Elegantly written and fiercely argued, this compassionate book gives us new ways of thinking about a morally urgent problem. It also helps us imagine solutions. Desmond builds a startlingly original and ambitious case for ending poverty. He calls on us all to become poverty abolitionists, engaged in a politics of collective belonging to usher in a new age of shared prosperity and, at last, true freedom.

My Thoughts (and those of others): 
“Provocative and compelling . . . [Desmond] packs in a sweeping array of examples and numbers to support his thesis and . . . the accumulation has the effect of shifting one’s brain ever so slightly to change the entire frame of reference.”—NPR 

 “[Poverty, by America is] a book that could alter the way you see the world. . . . It reads almost like a passionate speech, urging us to dig deeper, to forget what we think we know as we try to understand the inequities upon which America was built. . . . A surprisingly hopeful work.”—Minneapolis Star Tribune

“A powerful polemic, one that has expanded and deepened my understanding of American poverty.

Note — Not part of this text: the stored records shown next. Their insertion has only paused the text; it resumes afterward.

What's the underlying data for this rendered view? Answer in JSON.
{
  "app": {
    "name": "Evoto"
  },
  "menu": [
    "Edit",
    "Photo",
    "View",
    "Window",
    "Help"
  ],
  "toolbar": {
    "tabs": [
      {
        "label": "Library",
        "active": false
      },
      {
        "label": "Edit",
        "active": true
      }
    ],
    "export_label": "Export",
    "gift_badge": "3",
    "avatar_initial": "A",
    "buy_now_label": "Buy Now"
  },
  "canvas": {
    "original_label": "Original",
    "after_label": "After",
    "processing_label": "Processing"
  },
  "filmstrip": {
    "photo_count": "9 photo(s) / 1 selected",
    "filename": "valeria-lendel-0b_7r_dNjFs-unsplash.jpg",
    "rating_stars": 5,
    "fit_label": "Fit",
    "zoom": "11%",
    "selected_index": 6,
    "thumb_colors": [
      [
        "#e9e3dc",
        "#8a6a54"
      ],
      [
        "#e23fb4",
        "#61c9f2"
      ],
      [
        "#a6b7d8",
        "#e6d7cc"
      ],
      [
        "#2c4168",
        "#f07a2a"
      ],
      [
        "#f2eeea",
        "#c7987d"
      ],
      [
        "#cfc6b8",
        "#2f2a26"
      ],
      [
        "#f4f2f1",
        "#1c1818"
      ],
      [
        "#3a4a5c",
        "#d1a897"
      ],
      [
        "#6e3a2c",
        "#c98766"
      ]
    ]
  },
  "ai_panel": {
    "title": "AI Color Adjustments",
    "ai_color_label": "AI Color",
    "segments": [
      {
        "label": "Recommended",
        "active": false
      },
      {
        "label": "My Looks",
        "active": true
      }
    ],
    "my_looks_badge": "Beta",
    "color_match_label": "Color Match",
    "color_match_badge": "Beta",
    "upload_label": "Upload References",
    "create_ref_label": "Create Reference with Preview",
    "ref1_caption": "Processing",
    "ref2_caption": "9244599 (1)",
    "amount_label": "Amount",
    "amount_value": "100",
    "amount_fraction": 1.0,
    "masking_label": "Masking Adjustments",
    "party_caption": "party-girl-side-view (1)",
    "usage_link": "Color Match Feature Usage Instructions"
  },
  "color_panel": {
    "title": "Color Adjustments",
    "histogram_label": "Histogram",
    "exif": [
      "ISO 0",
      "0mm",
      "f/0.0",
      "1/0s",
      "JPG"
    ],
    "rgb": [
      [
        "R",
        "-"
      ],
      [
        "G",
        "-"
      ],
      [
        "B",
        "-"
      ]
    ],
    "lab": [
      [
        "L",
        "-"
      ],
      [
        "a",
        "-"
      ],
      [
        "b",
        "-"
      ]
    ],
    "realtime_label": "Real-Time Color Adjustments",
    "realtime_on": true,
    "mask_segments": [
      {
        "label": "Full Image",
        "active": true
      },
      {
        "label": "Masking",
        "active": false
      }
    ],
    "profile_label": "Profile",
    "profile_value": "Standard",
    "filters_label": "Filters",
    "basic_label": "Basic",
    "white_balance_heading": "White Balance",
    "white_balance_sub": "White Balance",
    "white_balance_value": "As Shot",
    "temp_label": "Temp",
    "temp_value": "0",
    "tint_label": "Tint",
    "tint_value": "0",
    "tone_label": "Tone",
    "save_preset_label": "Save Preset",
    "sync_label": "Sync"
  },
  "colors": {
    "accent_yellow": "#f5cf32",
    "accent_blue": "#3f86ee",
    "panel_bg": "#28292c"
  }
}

Desmond approaches the subject with a refreshing candidness and directs his ire toward all the right places.”—Roxane Gay

“This book is essential and instructive, hopeful and enraging.”—Ann Patchett

Yes, yes, yes, and yes. This book is every bit of all of those things. It's another book that makes me so angry while I'm reading it; so hopeful that maybe, just maybe, we can start making that changes needed to, at a minimum, reduce poverty; and, so disappointed in myself for not knowing more about this subject and doing more to help. 

Desmond doesn't just offer up an accounting of the failures of this country, its leaders, and its citizens. He offers solutions. Solutions that seem reasonable and doable, if only we could get our priorities straight and see how lifting everyone up with help all of us. 

But in me, Desmond is preaching to the choir. I'm open to listening to what he has to say and can see the logic in his thinking. Unfortunately, I doubt that the people who most need to read this book will ever pick it up. 

This book made me feel smarter, more informed. In fact, as I was listening to it, the issue of the minimum wage came up in a discussion and I was able to contribute an idea that I had learned from listening to this book. My only issue with this book - I wish I'd had it all in print so that I could have highlighted passages to save and refer back to later. There is so much here I want to make sure I don't forget.